Harassment occurs when a person engages in unwanted conduct related to a relevant protected characteristic (such as sex or race) which has the purpose or effect of either:

  • violating another person’s dignity, or

  • creating an intimidating, hostile, degrading, humiliating or offensive environment for another person.

Under the Equality Act 2010, an employer can be liable for harassment and other discrimination claims where the harassment is carried out by one of its employees against another. However, the employer will have a defence if it has taken “reasonable steps” to prevent such actions by its staff.

Examples of reasonable steps that an employer could take include providing equality training and having a robust written policy on equal opportunities, anti-harassment and bullying. However, in the recent case of Allay v Gehlen, the Employment Appeal Tribunal (EAT) restricted the availability of the “reasonable steps” defence and emphasised the importance of ensuring these steps are not just token gestures.

The employee in this case, Mr Gehlen, had been subjected to racist remarks on a regular basis. He brought a claim of harassment in the Employment Tribunal. The employer, Allay, sought to rely on the reasonable steps defence on the basis that it had provided training on harassment two years previously, which included one slide on harassment and what employees should do if they overheard unacceptable comments in the workplace.

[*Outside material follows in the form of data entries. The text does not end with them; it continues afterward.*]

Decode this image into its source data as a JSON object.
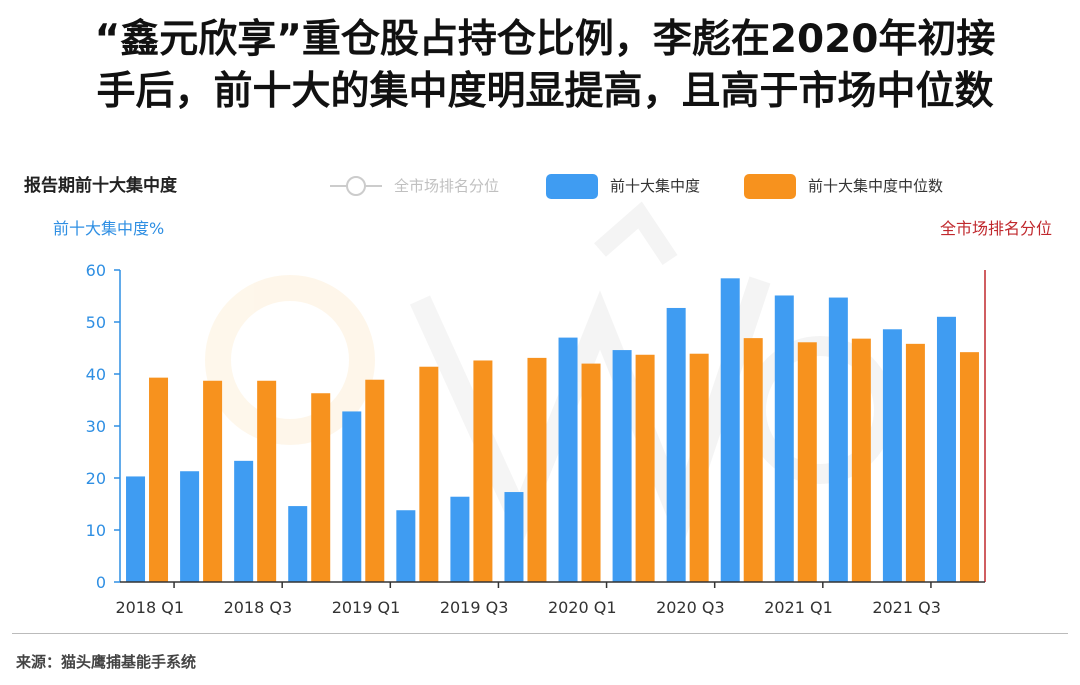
{
  "headline": {
    "line1": "“鑫元欣享”重仓股占持仓比例，李彪在2020年初接",
    "line2": "手后，前十大的集中度明显提高，且高于市场中位数"
  },
  "source": "来源：猫头鹰捕基能手系统",
  "chart_data": {
    "type": "bar",
    "title": "报告期前十大集中度",
    "ylabel": "前十大集中度%",
    "ylabel_right": "全市场排名分位",
    "ylim": [
      0,
      60
    ],
    "yticks": [
      "0",
      "10",
      "20",
      "30",
      "40",
      "50",
      "60"
    ],
    "xtick_labels": [
      "2018 Q1",
      "2018 Q3",
      "2019 Q1",
      "2019 Q3",
      "2020 Q1",
      "2020 Q3",
      "2021 Q1",
      "2021 Q3"
    ],
    "categories": [
      "2018 Q1",
      "2018 Q2",
      "2018 Q3",
      "2018 Q4",
      "2019 Q1",
      "2019 Q2",
      "2019 Q3",
      "2019 Q4",
      "2020 Q1",
      "2020 Q2",
      "2020 Q3",
      "2020 Q4",
      "2021 Q1",
      "2021 Q2",
      "2021 Q3",
      "2021 Q4"
    ],
    "legend": [
      {
        "name": "全市场排名分位",
        "color": "#cccccc",
        "marker": "line-circle"
      },
      {
        "name": "前十大集中度",
        "color": "#3f9cf2",
        "marker": "box"
      },
      {
        "name": "前十大集中度中位数",
        "color": "#f7921e",
        "marker": "box"
      }
    ],
    "series": [
      {
        "name": "前十大集中度",
        "color": "#3f9cf2",
        "values": [
          20.3,
          21.3,
          23.3,
          14.6,
          32.8,
          13.8,
          16.4,
          17.3,
          47.0,
          44.6,
          52.7,
          58.4,
          55.1,
          54.7,
          48.6,
          51.0
        ]
      },
      {
        "name": "前十大集中度中位数",
        "color": "#f7921e",
        "values": [
          39.3,
          38.7,
          38.7,
          36.3,
          38.9,
          41.4,
          42.6,
          43.1,
          42.0,
          43.7,
          43.9,
          46.9,
          46.1,
          46.8,
          45.8,
          44.2
        ]
      }
    ],
    "grid": false,
    "legend_position": "top-center"
  }
}
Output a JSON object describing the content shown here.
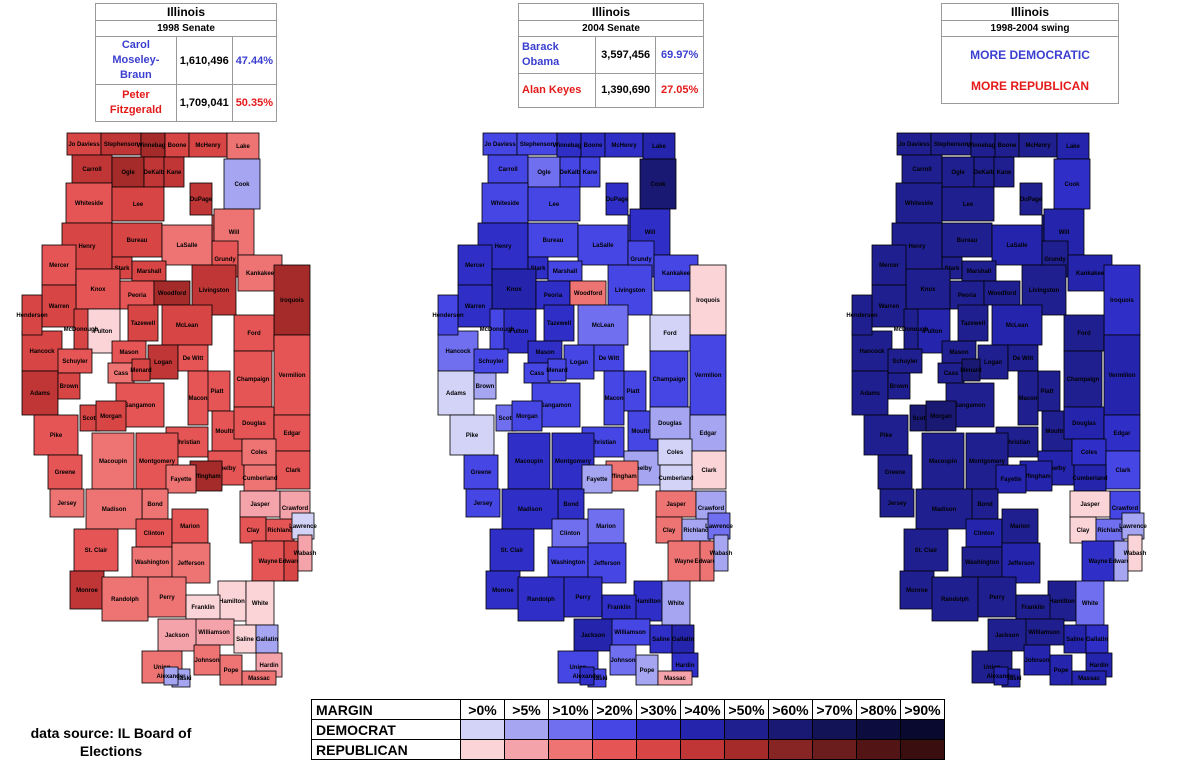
{
  "panels": {
    "p1998": {
      "title": "Illinois",
      "subtitle": "1998 Senate",
      "dem_name": "Carol Moseley-Braun",
      "dem_votes": "1,610,496",
      "dem_pct": "47.44%",
      "rep_name": "Peter Fitzgerald",
      "rep_votes": "1,709,041",
      "rep_pct": "50.35%"
    },
    "p2004": {
      "title": "Illinois",
      "subtitle": "2004 Senate",
      "dem_name": "Barack Obama",
      "dem_votes": "3,597,456",
      "dem_pct": "69.97%",
      "rep_name": "Alan Keyes",
      "rep_votes": "1,390,690",
      "rep_pct": "27.05%"
    },
    "pswing": {
      "title": "Illinois",
      "subtitle": "1998-2004 swing",
      "more_dem": "MORE DEMOCRATIC",
      "more_rep": "MORE REPUBLICAN"
    }
  },
  "colors": {
    "dem_text": "#3b3fd0",
    "rep_text": "#e41a1a",
    "dem": [
      "#d3d3f8",
      "#a5a5f2",
      "#6f6ff0",
      "#4646e4",
      "#2f2fc8",
      "#2424ad",
      "#1f1f8f",
      "#191974",
      "#121257",
      "#0c0c3f",
      "#090930"
    ],
    "rep": [
      "#fbd4d8",
      "#f5a3ab",
      "#ee7474",
      "#e55555",
      "#d84545",
      "#c03636",
      "#a52b2b",
      "#872424",
      "#6b1c1c",
      "#521414",
      "#3a0e0e"
    ],
    "border": "#000000"
  },
  "legend": {
    "margin_label": "MARGIN",
    "dem_label": "DEMOCRAT",
    "rep_label": "REPUBLICAN",
    "thresholds": [
      ">0%",
      ">5%",
      ">10%",
      ">20%",
      ">30%",
      ">40%",
      ">50%",
      ">60%",
      ">70%",
      ">80%",
      ">90%"
    ],
    "dem_colors": [
      "#d3d3f8",
      "#a5a5f2",
      "#6f6ff0",
      "#4646e4",
      "#2f2fc8",
      "#2424ad",
      "#1f1f8f",
      "#191974",
      "#121257",
      "#0c0c3f",
      "#090930"
    ],
    "rep_colors": [
      "#fbd4d8",
      "#f5a3ab",
      "#ee7474",
      "#e55555",
      "#d84545",
      "#c03636",
      "#a52b2b",
      "#872424",
      "#6b1c1c",
      "#521414",
      "#3a0e0e"
    ]
  },
  "source": "data source: IL Board of Elections",
  "counties": [
    "Jo Daviess",
    "Stephenson",
    "Winnebago",
    "Boone",
    "McHenry",
    "Lake",
    "Carroll",
    "Ogle",
    "DeKalb",
    "Kane",
    "DuPage",
    "Cook",
    "Whiteside",
    "Lee",
    "Kendall",
    "Will",
    "Henry",
    "Bureau",
    "LaSalle",
    "Grundy",
    "Mercer",
    "Stark",
    "Marshall",
    "Kankakee",
    "Knox",
    "Peoria",
    "Woodford",
    "Livingston",
    "Iroquois",
    "Fulton",
    "Tazewell",
    "McLean",
    "Ford",
    "Hancock",
    "Mason",
    "Logan",
    "De Witt",
    "Champaign",
    "Vermilion",
    "Schuyler",
    "Cass",
    "Menard",
    "Adams",
    "Brown",
    "Sangamon",
    "Piatt",
    "Macon",
    "Pike",
    "Scott",
    "Morgan",
    "Moultrie",
    "Douglas",
    "Edgar",
    "Christian",
    "Shelby",
    "Coles",
    "Greene",
    "Macoupin",
    "Montgomery",
    "Clark",
    "Jersey",
    "Cumberland",
    "Effingham",
    "Jasper",
    "Crawford",
    "Fayette",
    "Bond",
    "Madison",
    "Clay",
    "Richland",
    "Lawrence",
    "Clinton",
    "Marion",
    "St. Clair",
    "Washington",
    "Wayne",
    "Edwards",
    "Wabash",
    "Jefferson",
    "Monroe",
    "Randolph",
    "Perry",
    "Hamilton",
    "White",
    "Franklin",
    "Williamson",
    "Saline",
    "Gallatin",
    "Jackson",
    "Hardin",
    "Union",
    "Johnson",
    "Pope",
    "Massac",
    "Pulaski",
    "Alexander",
    "Warren",
    "Henderson",
    "McDonough"
  ],
  "maps": {
    "m1998": {
      "fills": [
        5,
        6,
        7,
        5,
        5,
        3,
        6,
        7,
        6,
        6,
        6,
        -2,
        4,
        5,
        4,
        3,
        5,
        5,
        3,
        4,
        4,
        5,
        5,
        3,
        4,
        4,
        7,
        6,
        7,
        1,
        5,
        5,
        4,
        5,
        4,
        6,
        4,
        4,
        4,
        4,
        3,
        5,
        6,
        5,
        4,
        4,
        4,
        4,
        5,
        5,
        4,
        4,
        4,
        4,
        4,
        3,
        4,
        3,
        4,
        4,
        3,
        3,
        7,
        2,
        2,
        3,
        3,
        3,
        4,
        4,
        -1,
        4,
        4,
        4,
        3,
        4,
        5,
        2,
        3,
        6,
        3,
        3,
        1,
        1,
        1,
        2,
        1,
        -2,
        2,
        2,
        3,
        3,
        3,
        3,
        -2,
        -2,
        5,
        5,
        5
      ]
    },
    "m2004": {
      "fills": [
        -4,
        -4,
        -5,
        -5,
        -5,
        -6,
        -4,
        -3,
        -4,
        -4,
        -5,
        -8,
        -4,
        -4,
        -4,
        -5,
        -5,
        -4,
        -4,
        -4,
        -5,
        -5,
        -4,
        -4,
        -6,
        -5,
        3,
        -4,
        1,
        -5,
        -5,
        -3,
        -1,
        -3,
        -5,
        -4,
        -4,
        -4,
        -4,
        -4,
        -4,
        -4,
        -1,
        -2,
        -4,
        -4,
        -4,
        -1,
        -3,
        -4,
        -4,
        -2,
        -2,
        -4,
        -2,
        -1,
        -4,
        -5,
        -5,
        1,
        -4,
        -1,
        3,
        3,
        -2,
        -2,
        -5,
        -5,
        3,
        -2,
        -3,
        -3,
        -3,
        -5,
        -4,
        3,
        3,
        -2,
        -4,
        -5,
        -5,
        -5,
        -5,
        -2,
        -5,
        -4,
        -5,
        -6,
        -6,
        -5,
        -4,
        -3,
        -2,
        2,
        -4,
        -5,
        -5,
        -4,
        -4
      ]
    },
    "mswing": {
      "fills": [
        -7,
        -7,
        -7,
        -7,
        -7,
        -6,
        -7,
        -7,
        -7,
        -7,
        -7,
        -5,
        -7,
        -7,
        -7,
        -6,
        -7,
        -7,
        -6,
        -7,
        -7,
        -7,
        -7,
        -6,
        -7,
        -7,
        -7,
        -7,
        -5,
        -6,
        -7,
        -6,
        -7,
        -7,
        -7,
        -7,
        -7,
        -7,
        -6,
        -7,
        -7,
        -8,
        -7,
        -7,
        -7,
        -7,
        -7,
        -7,
        -8,
        -8,
        -7,
        -6,
        -5,
        -7,
        -6,
        -5,
        -7,
        -7,
        -7,
        -4,
        -7,
        -6,
        -6,
        1,
        -4,
        -6,
        -7,
        -7,
        1,
        -3,
        -2,
        -6,
        -7,
        -7,
        -7,
        -5,
        -2,
        1,
        -6,
        -7,
        -7,
        -7,
        -7,
        -3,
        -7,
        -7,
        -6,
        -5,
        -7,
        -6,
        -7,
        -6,
        -6,
        -6,
        -6,
        -6,
        -7,
        -7,
        -7
      ]
    }
  }
}
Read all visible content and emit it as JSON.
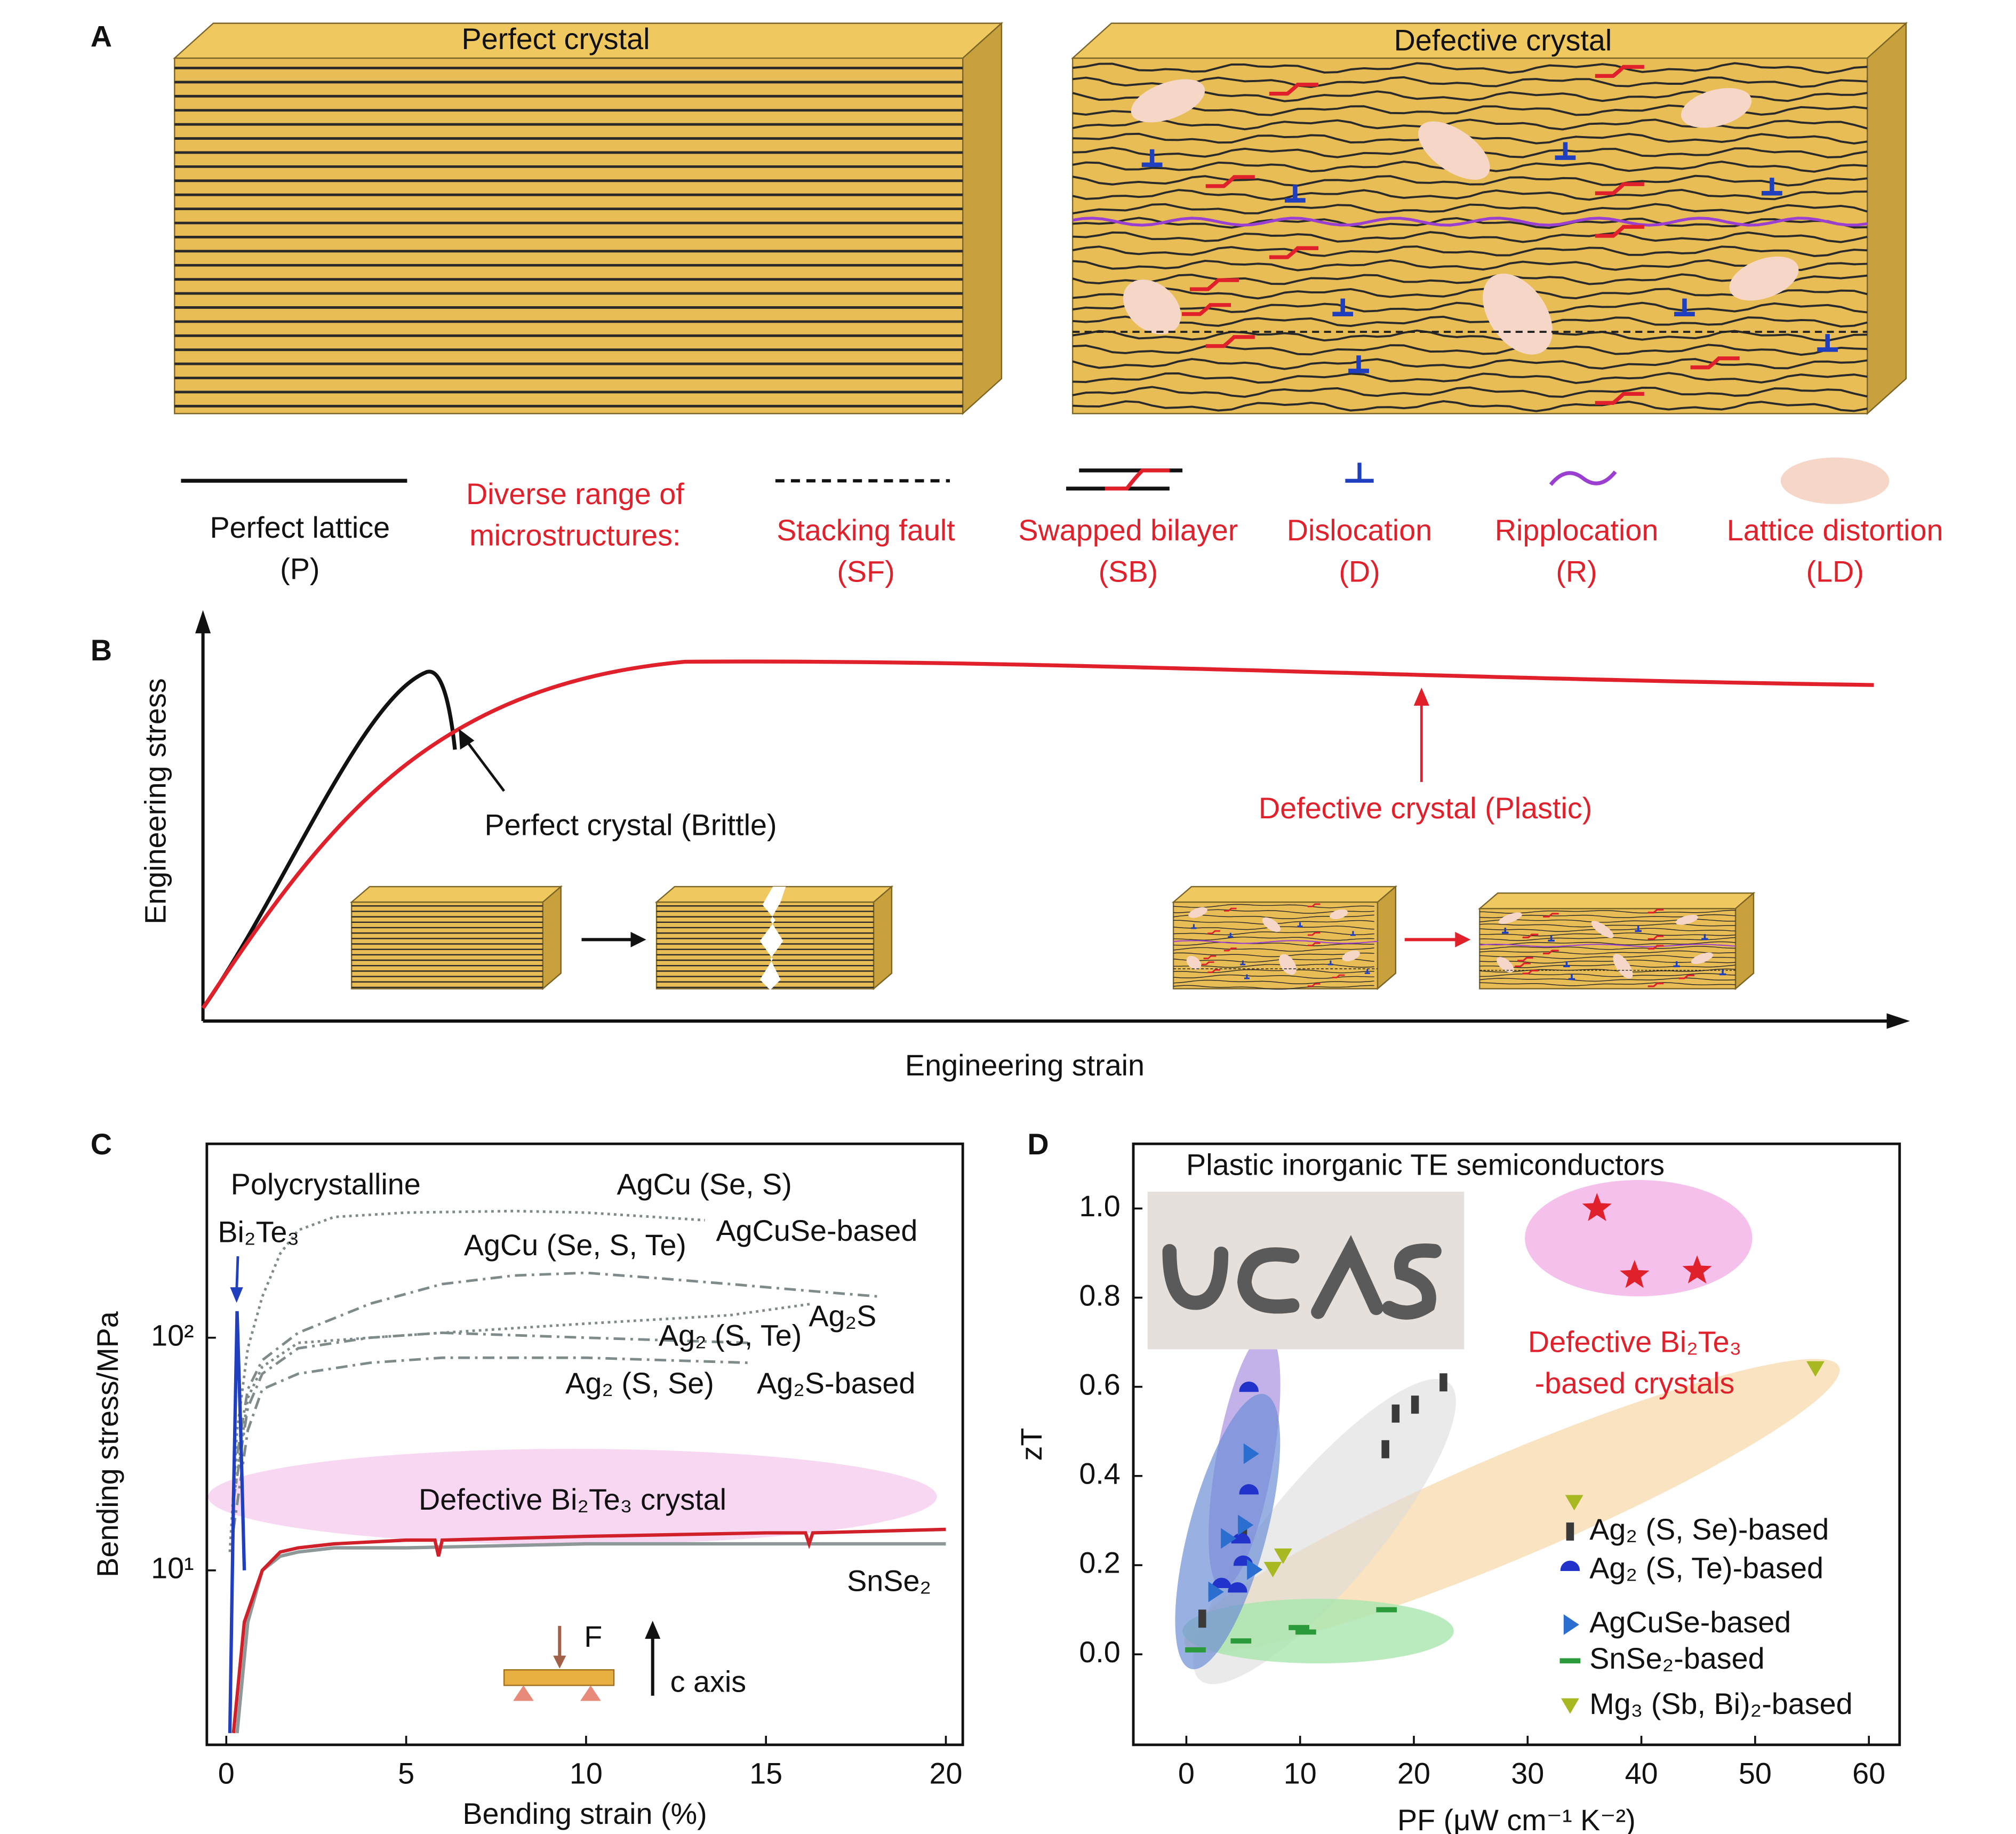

The EAT held that the steps taken by Allay were not reasonable, emphasising that an employer cannot rely on this defence where the training provided had ‘become stale’ and needed refreshing. A reasonable step for the employer would have been to refresh this training and it had not done this.

The learning points from this case for employers are:

  • Ensure that equality policies and training are robust and easily accessible to staff

  • Review polices and training annually, to ensure that they are as up to date. If at any time you become aware that the training may have ceased to be effective (e.g. that harassment, bullying or discrimination may be occurring), then take action immediately to rectify it. This could include appropriate disciplinary action and further training.

  • Consider giving certain employees such as managers and HR professionals additional training on matters such as equality and harassment.

  • Ensure that new employees are given appropriate training as part of their induction process.